- だぁい好きなグロリア学園シリーズの番外編のお話です。
本編で話題にはなりつつ、まだまだ謎が多いアカデミーを舞台にしたお話です。
時期としては「嘘と沈黙のリボルバー」の後、「月と誓約のサイレント」と同時期くらい!?
アカデミーを舞台にしているということで、日夏や一尉は出てきませんが、アカデミーに進んだあのキャラが登場です!
魔力の存在能力を買われてアカデミーに進むように強制されたヴァンパイアの悠生。
アカデミーの共有語である英語が話せなくて周囲に馴染めず、一人ぼっちで寂してたまらず、泣いてばかりの悠生の慰めは、美しい花に囲まれた庭と、そこを守っている黒豹だけ――。
実はこの黒豹・クロは、貴重な種であるキメラで……!?
私が昨夜「月と誓約のサイレント」を読み返したのは、このキメラ・クロのことが「月と~」に出てきたっけ!?と思ったからです。
ちなみに、出てきませんでした![]()
ただ、「月と~」の中でちらりと触れられて気になっていた、恋を失ったらキメラはどうなるのかが描かれていて、すごく興味深いお話でした。
このクロが恋を失ったキメラ、なんですよ。
恋を失い、恋した人の大切にしていた庭を守るためだけに生きているクロが、再び悠生に恋をして――というお話です。
このクロが良いのですよ~。
ルイにも思ったことですが、容姿は大人でも、精神的には箱入りだからか人とは違うせいか、ちょっと子供っぽいところがなんとも可愛いのです~。
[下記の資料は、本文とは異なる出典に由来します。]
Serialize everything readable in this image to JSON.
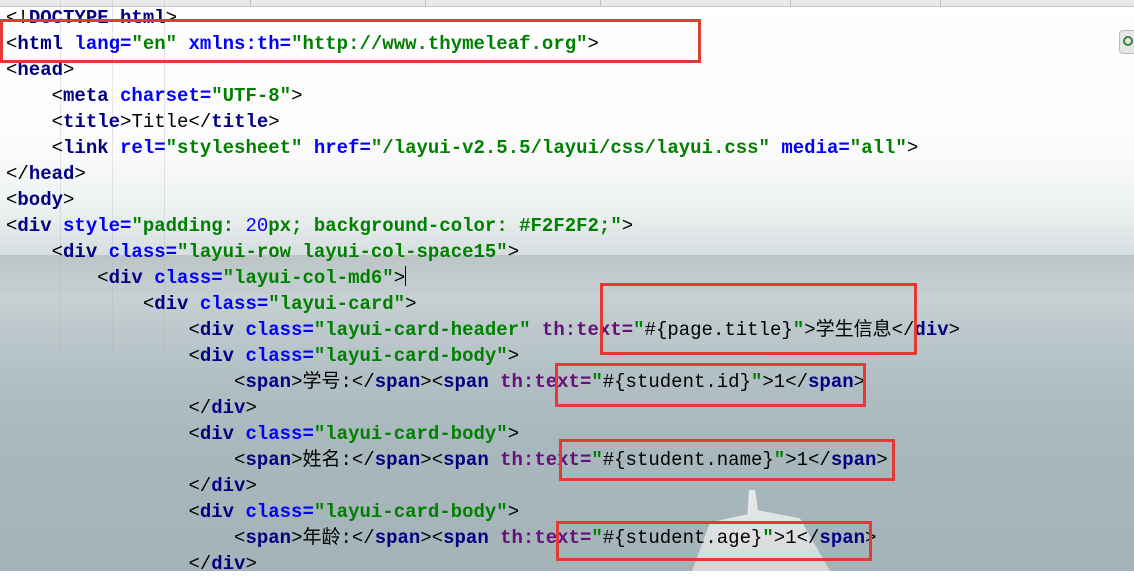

大好きな悠生が欲しいと短絡的に行動したり、浮かれたり、嫌われちゃった~とシュンと悲しそうにしたり……もぉ、可愛くて仕方ない~。
一途で、容姿はカッコイイ系なのに内面は可愛い攻がお好きな方は是非~。
私はまさにツボど真ん中でした!
また、人の姿をしていても、獣要素も強いクロ。彼がちょっとケダモノっぽくなっちゃうところもたまりません! 魅力的な攻です~。
そして、キメラに恋をされたがために、アカデミーの研究員に無理矢理マッチングをさせられた悠生の気持ちがどう変化していくかが読みどころでしょうか。
気が強い日夏やツンデレな刹那も魅力的でしたが、か弱い受・悠生も可愛くてグーですよ~。いろいろなタイプのキャラが楽しめるこのシリーズ、大好きです~。
あ、そうそう、このお話で大きな要となるのが、言葉の問題。
クロはフランス生まれでフランス語しか話せない、そして、悠生は日本語しか話せないのです。
言葉が通じない2人が、いろんな誤解から傷つけあい、それを乗り越えていく様子が良いですよ~。
雑誌掲載作なのでそこまで長いお話ではないのですが(50ページくらい・3段組)、満足感は高いお話で、このお話と、明日感想を書く予定の椹野先生のお話だけで元は取った感じです。
グロリア学園シリーズファンの方、(雑誌なので強力プッシュはできませんが……)是非どうぞ~!